Please contact us if you would like to discuss any of your employees who may be affected by this latest restriction.

Deadline for DACA Renewals is Oct. 5

The Trump administration announced that it will terminate the Deferred Action for Childhood Arrivals (DACA) program effective March 5, 2018. Eligible DACA beneficiaries have until Oct. 5 to submit a final application for renewal of their employment authorization documents (EADs). For an individual to be eligible to renew a DACA EAD, the EAD must expire on or before March 5, 2018. DACA EADs expiring on or after March 6, 2018, are not eligible for renewal.

DACA recipients may continue to work until their EADs expire, even if their EADs expire after the DACA program terminates on March 5, 2018.

If you have a DACA employee holding a valid advance parole (AP) document, he or she is eligible to travel abroad and seek to re-enter the United States using the AP. As re-entry is not guaranteed, however, DACA employees should travel only in urgent circumstances.

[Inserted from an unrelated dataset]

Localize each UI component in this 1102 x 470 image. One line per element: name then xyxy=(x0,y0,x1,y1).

Furthermore, USCIS is no longer accepting or adjudicating DACA requests for advance parole. Pending applications will be closed and filing fees returned.

The Trump administration postponed the termination of DACA until March 5, 2018, to allow Congress time to pursue a legislative solution for current beneficiaries. We will continue to monitor the situation and provide updates on the DACA program as they become available.

Employers Must Use New Version of Form I-9

As of Sept. 18, 2017, all employers must use the newest version of the Form I-9 (dated July 17, 2017) when verifying the identity and employment authorization of individuals hired for employment in the United States. Employers may no longer use the Nov. 14, 2016, edition, or older editions, to complete a new Form I-9. We note that the new Form I-9 adds only the Consular Report of Birth Abroad (Form FS-240) to the list of documents acceptable to establish employment authorization under List C. No other substantive changes were made, but the new form nevertheless must be used to the exclusion of all earlier versions.

Please ensure that the July 17, 2017, edition of Form I-9 is integrated into your company’s applicable employment verification systems and processes.